Baltimore’s Parks and Recreation Department should be interested in continuously improving their trails in small inexpensive ways, without the requirement of piggybacking on much larger capital projects years away. There needs to be a way to maintain the trail and do modest improvements on a regular basis.
Existing signs on the Jones Falls Trail look like this. Unfortunately, they do not provide much information.
Here are examples of signs with more practical information for trail users.
Trail head signs should have a map, directional wayfinding, mileage markers, an address location, and be 311 and 911 identifiable. (If you need to report something, there should be a way to communicate the location to the operator.) Trailheads should be at prominent easy to find places with parking and/or transit. These include the Baltimore Visitors Center, Penn Station, The Maryland Zoo (a more visible location than at the Druid Hill Park swimming pool where a trailhead is now), Cylburn Arboretum, and the Mt. Washington Light Rail station.

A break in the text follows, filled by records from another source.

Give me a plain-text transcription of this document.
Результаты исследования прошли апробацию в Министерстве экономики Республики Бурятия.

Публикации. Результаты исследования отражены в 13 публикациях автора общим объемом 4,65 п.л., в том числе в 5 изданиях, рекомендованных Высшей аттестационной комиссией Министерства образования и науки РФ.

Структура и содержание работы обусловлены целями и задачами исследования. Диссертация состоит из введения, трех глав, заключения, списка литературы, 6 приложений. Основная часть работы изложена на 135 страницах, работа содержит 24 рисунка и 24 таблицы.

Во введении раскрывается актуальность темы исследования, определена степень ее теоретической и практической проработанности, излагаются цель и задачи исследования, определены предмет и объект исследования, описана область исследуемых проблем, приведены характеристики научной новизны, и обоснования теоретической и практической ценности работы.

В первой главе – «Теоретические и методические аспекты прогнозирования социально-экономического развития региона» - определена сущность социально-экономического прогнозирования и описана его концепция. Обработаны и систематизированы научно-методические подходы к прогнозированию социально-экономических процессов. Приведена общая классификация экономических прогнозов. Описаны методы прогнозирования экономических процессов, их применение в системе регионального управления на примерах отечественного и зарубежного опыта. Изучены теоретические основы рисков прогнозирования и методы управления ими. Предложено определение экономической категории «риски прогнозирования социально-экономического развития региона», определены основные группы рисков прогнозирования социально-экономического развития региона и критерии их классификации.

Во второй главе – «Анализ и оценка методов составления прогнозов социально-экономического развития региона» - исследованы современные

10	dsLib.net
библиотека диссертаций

Trail signage along the route and at intersections, should include wayfinding and periodic mileage markers. Add “stop for pedestrians” signs in the middle of street crossings without stoplights.
The South Platte River Trail in Sedgwick County, Colorado was very thoughtfully improved. It provides an example of how to get useful input while developing a wayfinding strategy. The South Platte River Trail Wayfinding Project team did a comprehensive study of what was needed that included bringing people unfamiliar with the trail and recording their challenges as new users. See their study here.
Baltimore’s trails can start providing a higher quality user experience, but they will need Baltimore Recreation and Parks Department to make improvements based on critical analysis and feedback about their existing products.